Город требовал тогда много воды, очень необходимой для хозяйственных нужд и гигиенических процедур. Ее черпали деревянными коробами из рек и ручьев, а в отдаленные районы  она транспортировалась в кадках. Археологическими исследованиями установлено длительное функционирование ручья, который проходил под Замковой горой и перерезал весь Подол. Усадьбы киевлян, возведенные на его берегах, имели своеобразное ограждение из досок. Береговая обшивка ручья крепилась и целой системой дубовых оселков-стяжек. В Верхнем городе, перерезанном многочисленными оврагами, также протекали реки и ручьи. Если во дворике не было колодца, воду хранили в специальных цистернах, из которых ее черпали, чтобы приготовить еду, напоить скот и просто умыться.  Умывальником служили глиняные горшки и медные тазы, а в княжеских покоях — ценные водолеи высокохудожественной работы зарубежных мастеров. В усадьбах, где не было собственной мойки-бани, их владельцы мылись в доме вокруг печи.
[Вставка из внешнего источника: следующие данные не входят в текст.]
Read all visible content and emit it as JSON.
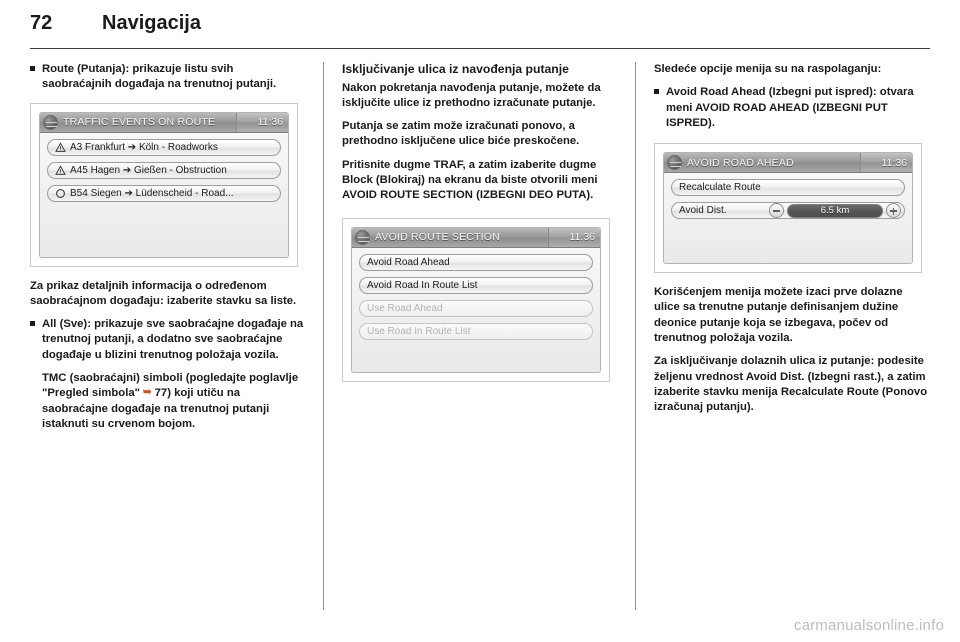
{
  "header": {
    "page_number": "72",
    "title": "Navigacija"
  },
  "left_column": {
    "bullet_route": {
      "term": "Route (Putanja)",
      "text": ": prikazuje listu svih saobraćajnih događaja na trenutnoj putanji."
    },
    "caption_after_shot": "Za prikaz detaljnih informacija o određenom saobraćajnom događaju: izaberite stavku sa liste.",
    "bullet_all": {
      "term": "All (Sve)",
      "text": ": prikazuje sve saobraćajne događaje na trenutnoj putanji, a dodatno sve saobraćajne događaje u blizini trenutnog položaja vozila."
    },
    "tmc_paragraph_1": "TMC (saobraćajni) simboli (pogledajte poglavlje \"Pregled simbola\"",
    "tmc_pageref": "77",
    "tmc_paragraph_2": ") koji utiču na saobraćajne događaje na trenutnoj putanji istaknuti su crvenom bojom."
  },
  "middle_column": {
    "heading": "Isključivanje ulica iz navođenja putanje",
    "paragraph_1": "Nakon pokretanja navođenja putanje, možete da isključite ulice iz prethodno izračunate putanje.",
    "paragraph_2": "Putanja se zatim može izračunati ponovo, a prethodno isključene ulice biće preskočene.",
    "paragraph_3": "Pritisnite dugme TRAF, a zatim izaberite dugme Block (Blokiraj) na ekranu da biste otvorili meni AVOID ROUTE SECTION (IZBEGNI DEO PUTA)."
  },
  "right_column": {
    "paragraph_1": "Sledeće opcije menija su na raspolaganju:",
    "bullet_avoid": {
      "term": "Avoid Road Ahead (Izbegni put ispred)",
      "text": ": otvara meni AVOID ROAD AHEAD (IZBEGNI PUT ISPRED)."
    },
    "paragraph_2": "Korišćenjem menija možete izaci prve dolazne ulice sa trenutne putanje definisanjem dužine deonice putanje koja se izbegava, počev od trenutnog položaja vozila.",
    "paragraph_3_pre": "Za isključivanje dolaznih ulica iz putanje: podesite željenu vrednost ",
    "paragraph_3_term1": "Avoid Dist. (Izbegni rast.)",
    "paragraph_3_mid": ", a zatim izaberite stavku menija ",
    "paragraph_3_term2": "Recalculate Route (Ponovo izračunaj putanju)",
    "paragraph_3_end": "."
  },
  "screens": {
    "traffic_events": {
      "title": "TRAFFIC EVENTS ON ROUTE",
      "clock": "11:36",
      "items": [
        {
          "icon": "warning-triangle-icon",
          "text": "A3 Frankfurt ➔ Köln - Roadworks",
          "disabled": false
        },
        {
          "icon": "warning-triangle-icon",
          "text": "A45 Hagen ➔ Gießen - Obstruction",
          "disabled": false
        },
        {
          "icon": "circle-icon",
          "text": "B54 Siegen ➔ Lüdenscheid - Road...",
          "disabled": false
        }
      ]
    },
    "avoid_route_section": {
      "title": "AVOID ROUTE SECTION",
      "clock": "11:36",
      "items": [
        {
          "text": "Avoid Road Ahead",
          "disabled": false
        },
        {
          "text": "Avoid Road In Route List",
          "disabled": false
        },
        {
          "text": "Use Road Ahead",
          "disabled": true
        },
        {
          "text": "Use Road In Route List",
          "disabled": true
        }
      ]
    },
    "avoid_road_ahead": {
      "title": "AVOID ROAD AHEAD",
      "clock": "11:36",
      "recalculate_label": "Recalculate Route",
      "avoid_dist_label": "Avoid Dist.",
      "avoid_dist_value": "6.5 km",
      "minus_label": "−",
      "plus_label": "+"
    }
  },
  "watermark": "carmanualsonline.info",
  "colors": {
    "text": "#1a1a1a",
    "pageref_accent": "#d8500f",
    "rule": "#3a3a3a",
    "watermark": "#bdbdbd"
  }
}
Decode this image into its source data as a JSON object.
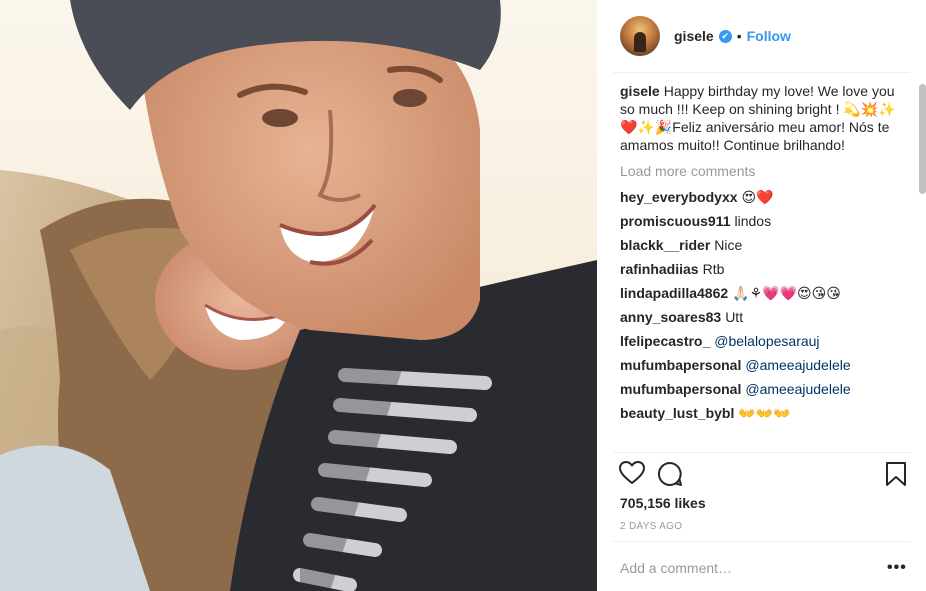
{
  "post": {
    "author": "gisele",
    "verified_mark": "✔",
    "separator": "•",
    "follow_label": "Follow"
  },
  "caption": {
    "username": "gisele",
    "text": "Happy birthday my love! We love you so much !!! Keep on shining bright ! 💫💥✨❤️✨🎉Feliz aniversário meu amor! Nós te amamos muito!! Continue brilhando!"
  },
  "load_more_label": "Load more comments",
  "comments": [
    {
      "username": "hey_everybodyxx",
      "text": "😍❤️"
    },
    {
      "username": "promiscuous911",
      "text": "lindos"
    },
    {
      "username": "blackk__rider",
      "text": "Nice"
    },
    {
      "username": "rafinhadiias",
      "text": "Rtb"
    },
    {
      "username": "lindapadilla4862",
      "text": "🙏🏻⚘💗💗😍😘😘"
    },
    {
      "username": "anny_soares83",
      "text": "Utt"
    },
    {
      "username": "lfelipecastro_",
      "text": "@belalopesarauj"
    },
    {
      "username": "mufumbapersonal",
      "text": "@ameeajudelele"
    },
    {
      "username": "mufumbapersonal",
      "text": "@ameeajudelele"
    },
    {
      "username": "beauty_lust_bybl",
      "text": "👐👐👐"
    }
  ],
  "actions": {
    "like_icon": "heart-outline-icon",
    "comment_icon": "speech-bubble-icon",
    "save_icon": "bookmark-icon"
  },
  "likes_label": "705,156 likes",
  "timestamp": "2 DAYS AGO",
  "add_comment_placeholder": "Add a comment…",
  "more_label": "•••",
  "colors": {
    "link": "#3897f0",
    "mention": "#003569",
    "muted": "#999999",
    "text": "#262626"
  }
}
Культура городского быта имеет коммуникационную и символическую  природу. По улицам и спускам города, покрытым кое-где деревянным помостом, горожане передвигались в основном пешком. Зато княжеские вельможи и зажиточные горожане перемещались в толпе верхом на конях. На телегах, запряженных лошадьми, перевозили разные грузы — продукты, инвентарь и тому подобное.  Бойкое движение человеческих потоков временами спотыкалось, натолкнувшись на шумных нищих и калек, которые слонялись по городу, попрошайничая на перекрестках улиц и площадях, а в праздничные дни собирались вокруг церквей на паперти. Неслучайно среди прочих археологических находок, обнаруженных около церквей, больше всего встречалось монет, которыми прихожане одаривали несчастных. 

Своеобразными коммуникационными узлами, где скапливались потоки горожан,  крестьян из близлежащих сел и пришельцев из далеких и близких миров, были городские торжища. Титмар Мерзебургский их насчитал в Киеве восемь. Однако на страницах древнерусских летописей их вспоминается всего два: «Бабий торжок» на Горе в Верхнем городе и торговище на Подоле вблизи церкви Богородицы Пирогощи. Здесь можно было приобрести все необходимое — от оптовой партии женских украшений, коней, домашнего скота, сельскохозяйственной продукции до обычного кухонного горшка. После базарного дня грех было обойти стороной корчму, чтобы промочить горло хорошей  кружкой вина или хотя бы пива. «Руси веселость — пить, мы не можем без этого быть» — приговаривала обольстительная трактирщица — разбавляя нередко при этом вино водой.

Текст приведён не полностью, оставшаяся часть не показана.